Lampung Krakatau Festival 2017
Senang sekali akhirnya menginjakkan kaki di Anak Krakatau. (Photo by salmanbiroe.com)

Tepat pukul 3 pagi, aku dan teman-teman sesama blogger cewek yang sekamar berjalan gelap-gelapan ke dermaga. Ternyata di sana para lelaki juga sudah berkumpul dengan muka bantal. Karena melibatkan banyak kepala, sulit bagi panitia untuk sweeping dari satu cottage ke cottage lain yang lokasinya berjauhan. Lalu pembagian kapal juga masih agak susah karena gelap dan sebagian orang masih mengantuk. Jadilah kapal baru bisa lepas landas pukul 4 lewat. Niat untuk melihat sunrise di puncak Gunung Anak Krakatau pupus sudah. Aku memanfaatkan waktu di kapal untuk hibernasi lagi. Ombak dan angin pagi rupanya lebih kencang daripada siang hari. Lumayan untuk pengantar lelap, serasa di atas ayunan di Pulau Sebesi.

Dua jam kemudian, kapal merapat di Pulau Anak Krakatau. Akhirnya sampai juga. Aku meninggalkan ransel di kapal dan hanya membawa tas kecil yang berisi dompet, kamera, ponsel, dan minuman. Pendakian ke atas tentu tidak akan terlalu panjang karena ketinggiannya hanya berkisar 450 meter. Aku menapaki pasir pantai yang hitam sisa erupsi yang lumayan rutin terjadi di anak gunung yang aktif itu. Kata Bapak yang berjaga di pusat konservasi cagar alam, Gunung Anak Krakatau baru saja 'batuk-batuk' beberapa hari sebelum kami tiba di sana. Sisa-sisa longsoran lahar bisa terlihat di atas sana dan masih berasap di beberapa bagian. Wah, beruntung sekali kami diizinkan naik hari itu. Malam sebelumnya, panitia dan peserta sempat cekcok lantaran pembatalan pendakian. Kami cuma akan diajak memutar di kawasan pulau Gugusan Krakatau dan melihat puncak Anak Krakatau dari kapal. Hah, ide siapa itu? Dan, siapa pula yang mengatakan kalau Gunung Anak Krakatau sedang siaga 1? Karena beberapa pihak protes dan beberapa peserta yang sudah niat sekali ingin menapaki Gunung Anak Krakatau tampak kecewa, pihak kepala desa Sebesi menengahi dan memberi izin untuk melakukan pendakian pagi hari.

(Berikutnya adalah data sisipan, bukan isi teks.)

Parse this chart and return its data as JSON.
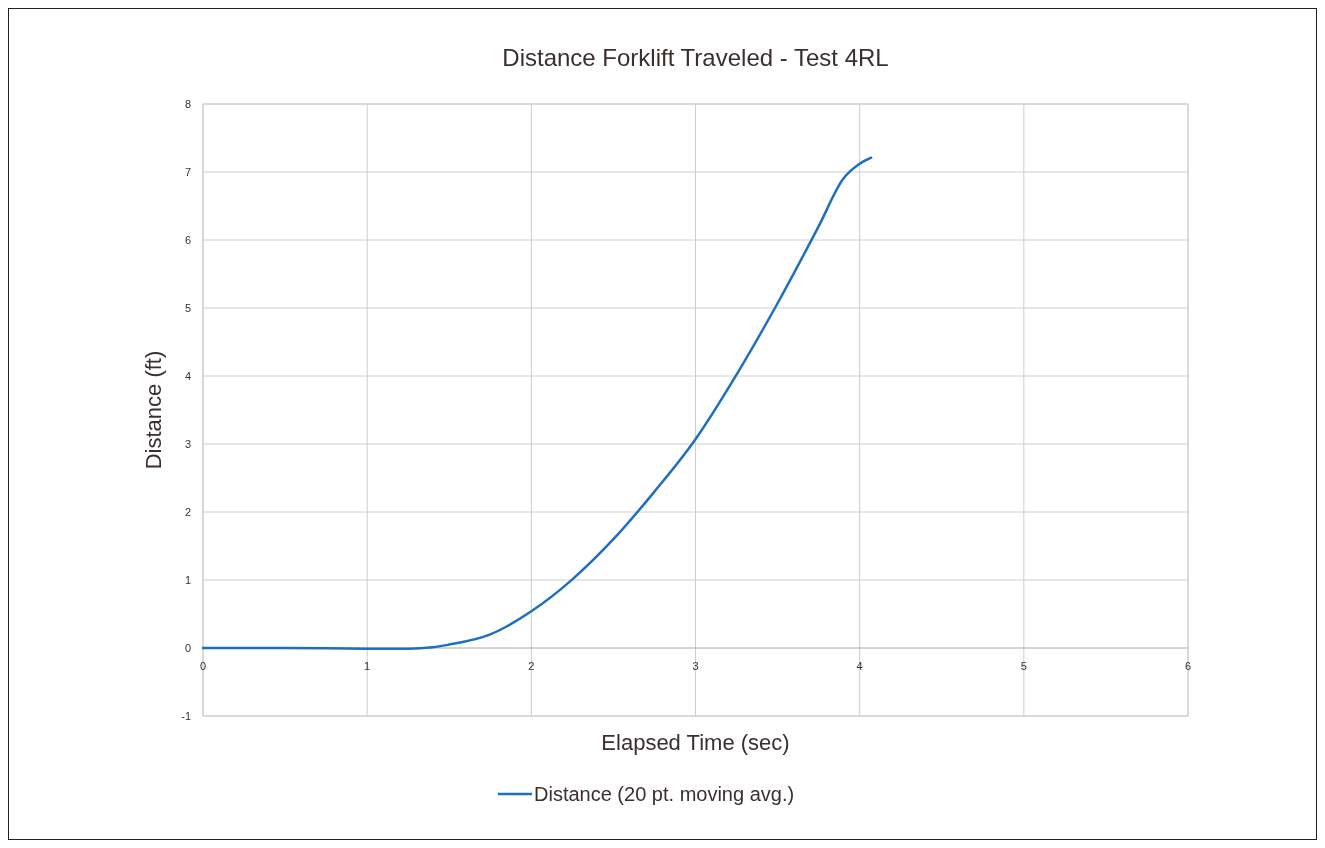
{
  "chart_data": {
    "type": "line",
    "title": "Distance Forklift Traveled - Test 4RL",
    "xlabel": "Elapsed Time (sec)",
    "ylabel": "Distance (ft)",
    "series": [
      {
        "name": "Distance (20 pt. moving avg.)",
        "color": "#1f6fc0",
        "x": [
          0,
          0.5,
          1,
          1.25,
          1.4,
          1.5,
          1.75,
          2,
          2.25,
          2.5,
          2.75,
          3,
          3.25,
          3.5,
          3.75,
          3.9,
          4,
          4.07
        ],
        "values": [
          0,
          0,
          -0.01,
          -0.01,
          0.01,
          0.05,
          0.2,
          0.54,
          1.01,
          1.6,
          2.3,
          3.07,
          4.02,
          5.07,
          6.2,
          6.9,
          7.12,
          7.21
        ]
      }
    ],
    "xlim": [
      0,
      6
    ],
    "xticks": [
      0,
      1,
      2,
      3,
      4,
      5,
      6
    ],
    "ylim": [
      -1,
      8
    ],
    "yticks": [
      -1,
      0,
      1,
      2,
      3,
      4,
      5,
      6,
      7,
      8
    ],
    "grid": true,
    "legend": "bottom",
    "marker": "none",
    "line_style": "solid"
  }
}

Lampung Krakatau Festival 2017
Kapal merapat di Pulau Anak Krakatau. (Photo by salmanbiroe.com)

Rangkaian Lampung Festival Krakatau 2017
Foto bersama dulu dengan teman-teman blogger sebelum mendaki.

Rangkaian Lampung Krakatau Festival 2017
Begini trek awalnya.

Lampung Krakatau Festival 2017
Hati-hati, pijakan pasirnya menipu, bisa longsor seketika.

Sebelum menanjak berjamaah, panitia membagikan bekal sarapan. Kemudian tim konservasi cagar alam memberi instruksi sebelum penanjakan, tentang rute yang dilalui, hal yang dapat dilakukan dan tidak boleh dilakukan, serta durasi perjalanan. Kami hanya diberi waktu 2 jam untuk menanjak dan turun kembali. Maka, berbondong-bondonglah semua peserta Tur Krakatau menembus sekelebat hutan sebelum menemukan gundukan pasir hitam yang menjulang di depan. Ya, inilah kawasan Gunung Anak Krakatau.

Lereng Gunung Anak Krakatau sungguh terjal dan ditutupi pasir. Ini yang namanya hiking tanpa bonus (jalanan datar). Kami harus berjuang terus menanjak hingga teras gunung. Kami hanya diizinkan mendaki sampai 'teras' gunung Anak Krakatau. Mungkin dulu ini puncaknya. Tapi karena aktivitas vulkaniknya, gundukan pasir sisa erupsi menebal.Masih ada beberapa meter lagi ke puncak, tapi memang bukan untuk ditapaki manusia. Sisa erupsi masih segar dan berasap. Gundukan longsoran pasir meski mulai mengeras, tapi berbahaya untuk diinjak. Bisa-bisa longsor hingga permukaan laut.

Lampung Festival Krakatau 2017
Muka bahagia para blogger sampai di Gunung Anak Krakatau.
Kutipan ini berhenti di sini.